Говорили — причем больше он — о политике. Потом оказалось, что мой собеседник представляет совершенно другой фонд, который занимается вопросами противодействия терроризму, а не беспризорниками. Он показывал папки с какими-то проектами, но даже беглого взгляда было достаточно, чтобы понять, что это только имитация деятельности.
В конце разговора я окончательно убедился, что передо мной сотрудник органов. Потому что он говорил о своих связях с госорганами США, что-то вроде “Америка нам поможет”. И предлагал мне сделать заграничный паспорт, американскую визу. Причем немедленно, и я смогу легко улететь. Это было смешно. Потом я периодически сталкивался с сотрудниками ФСБ. Они были достаточно вежливы, корректны и говорили по делу. Никто меня не контролировал, не просил “сдать” друзей. А просто спокойно предлагали посмотреть кино и обсудить.
Было какое-то внимание со стороны разных структур.
— История повторилась с новым фильмом “Гоп-стоп”. Вы так и не смогли прокатать его в полной мере. Это отголоски “России 88”?
— Не знаю. Этот фильм должен был открывать кинофестиваль “Улыбнись, Россия” в 2010 г.,
но не сложилось. Говорят, был звонок “сверху”. Но с картиной “Гоп-стоп” мы поступили по-другому — устроили масштабный показ в регионах. Тем более что тема позволяла: ведь среда массового скопления гопников, не в обиду будет сказано, — именно провинция.
— Получается, герой нашего времени — гопник?

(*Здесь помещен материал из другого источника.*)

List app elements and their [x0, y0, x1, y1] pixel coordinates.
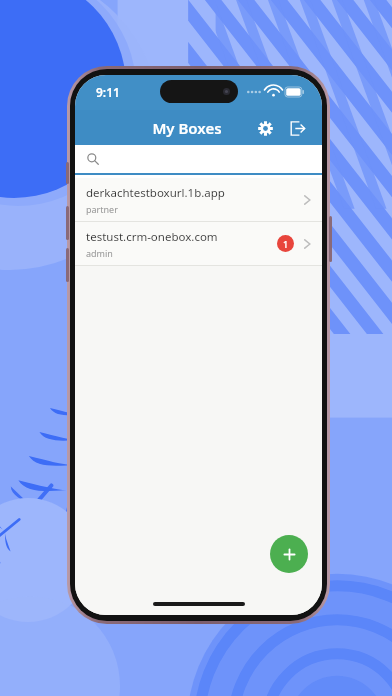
staticText: 9:11	[96, 84, 120, 100]
button[interactable]: Settings	[250, 113, 280, 143]
button[interactable]: derkachtestboxurl.1b.app	[75, 178, 322, 221]
button[interactable]: Add	[270, 535, 308, 573]
staticText: My Boxes	[152, 118, 222, 138]
staticText: 1	[283, 238, 289, 250]
staticText: partner	[86, 203, 118, 215]
staticText: testust.crm-onebox.com	[86, 229, 218, 245]
button[interactable]: testust.crm-onebox.com	[75, 222, 322, 265]
staticText: derkachtestboxurl.1b.app	[86, 185, 225, 201]
button[interactable]	[75, 145, 322, 173]
staticText: admin	[86, 247, 113, 259]
button[interactable]: Log out	[282, 113, 312, 143]
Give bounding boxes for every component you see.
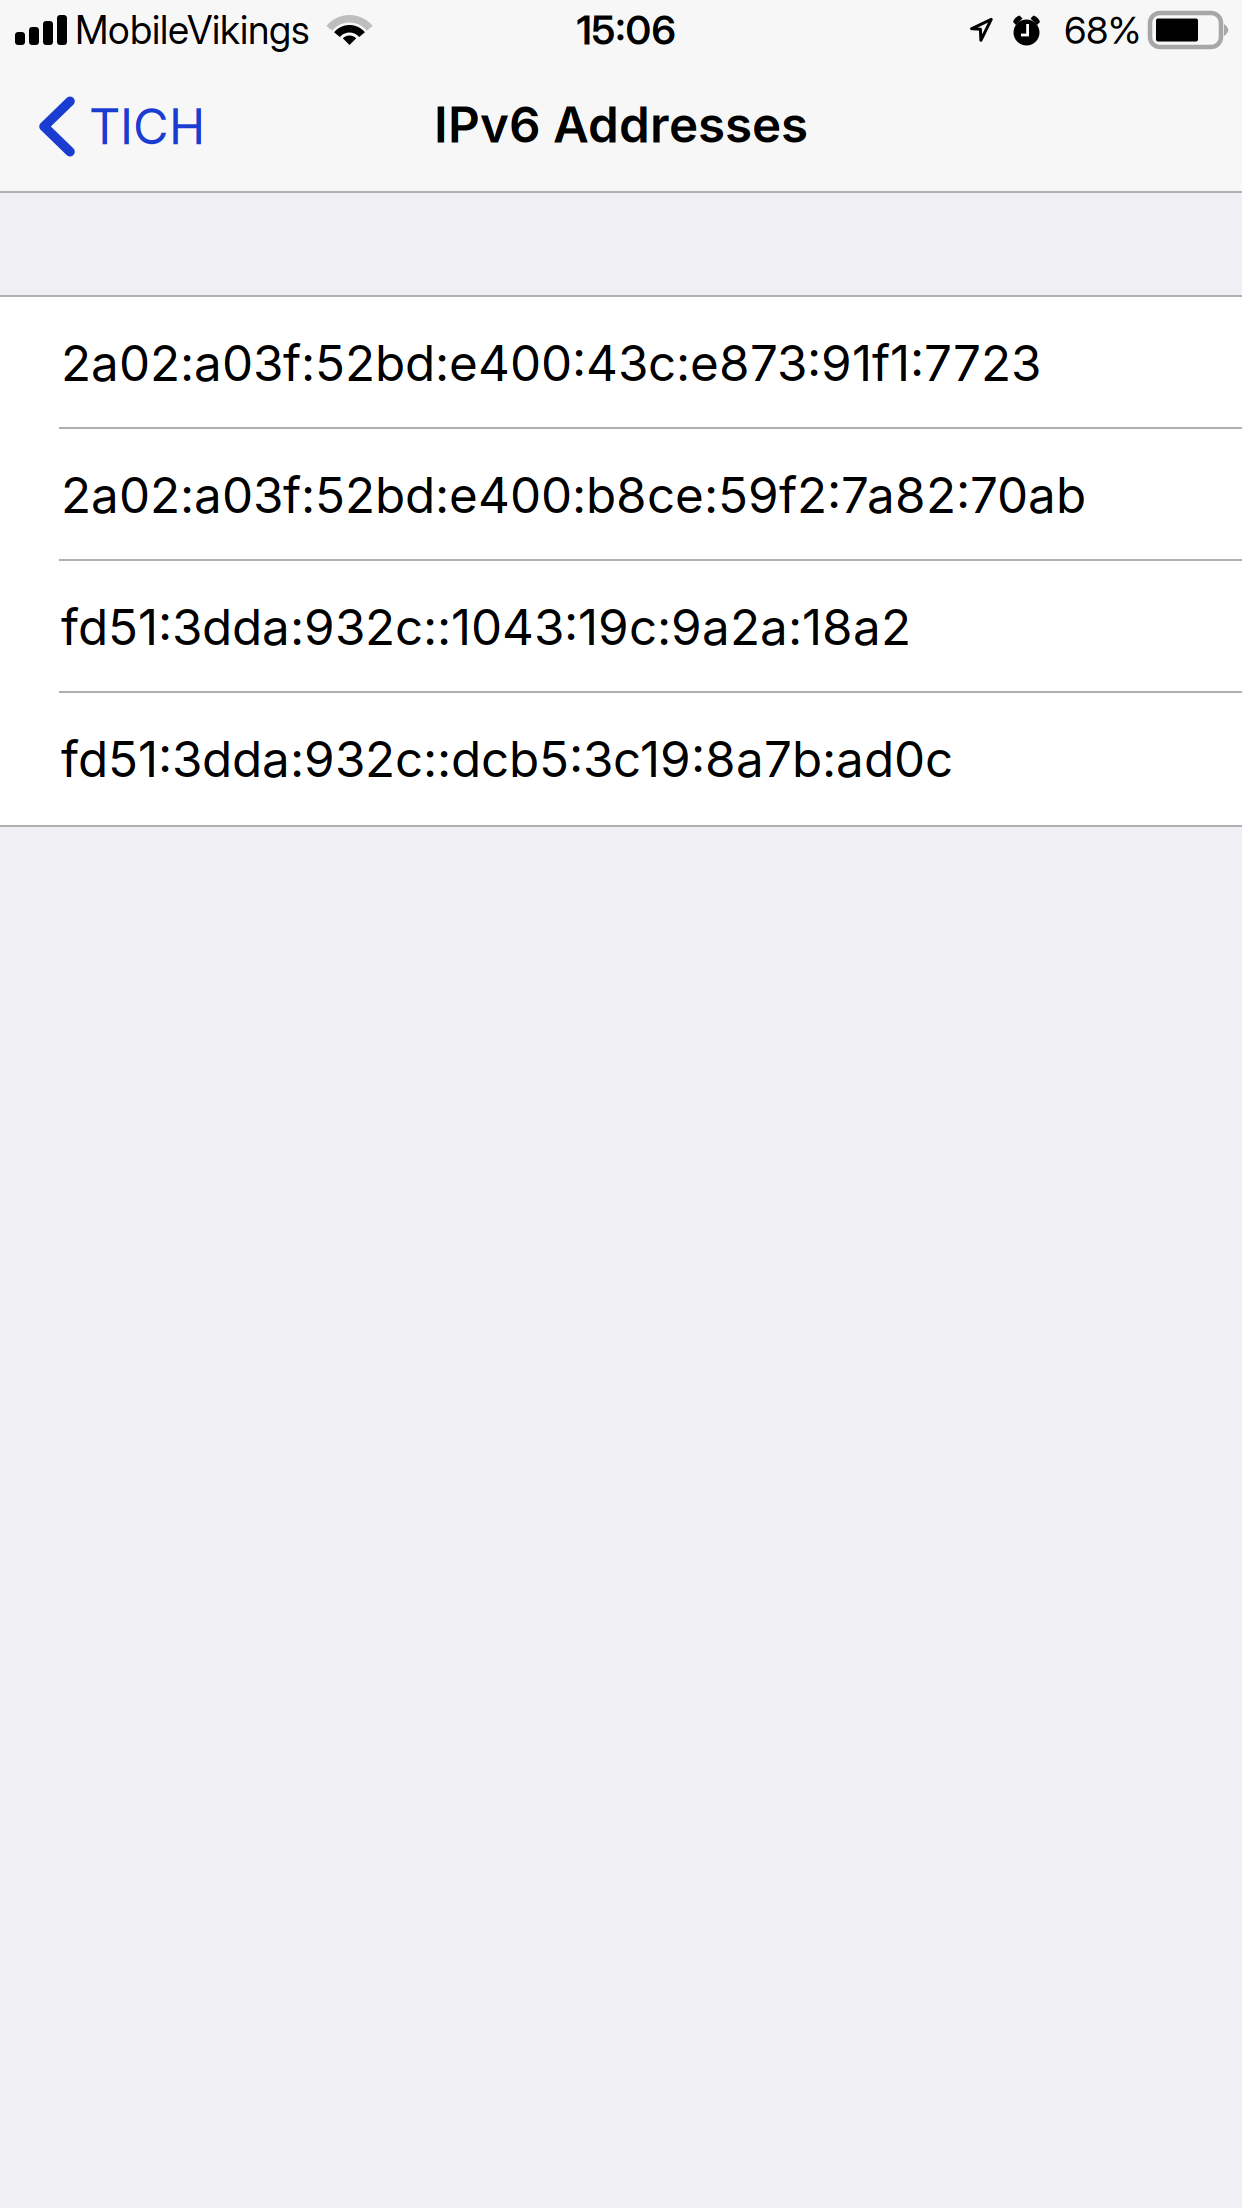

— Я полагаю, что так и есть. Хотя, знаете, лексику и замашки этой субкультуры используют не только гопники. В нашей истории про элиту и быдло элита часто поступает абсолютно по-гопнически.
Досье
Павел Бардин, режиссер
Родился: 10 октября 1975 г.
Образование: Московский государственный университет им.М.В.Ломоносова, факультет журналистики (1998 г.); Высшие курсы сценаристов и режиссеров, нлп курсы, мастерская Александра Митты (2000 г.).
Карьера: 1992-2000 г. — журналист информационно-аналитических телепрограмм каналов РТР, ТВ-6, НТВ; 2000-2002 гг. — шеф-редактор “Известия-Медиа”; 2003-2005 гг. — шеф-редактор программы “Сегодня в 22:00”, ток-шоу “Свобода слова” на НТВ; 2005-2006 г. — режиссер и креативный продюсер сериала “Клуб” на канале MTV; с 2006 г. — ведущий радиостанции “Эхо Москвы”; с 2009 г. — режиссер.
Награды: Первая премия фестиваля дебютных и студенческих фильмов “Святая Анна” — фильм “Герой” (1999 г.); приз за лучший сценарий VIII фестиваля “Киношок” — фильм “Гризли” (1999 г.); лауреат национальной PR-премии “Серебряный лучник” (2002 г.).избранная Фильмография: “Герой” (1999 г.), “Россия 88” (2009 г.), “Гоп-стоп” (2010 г.).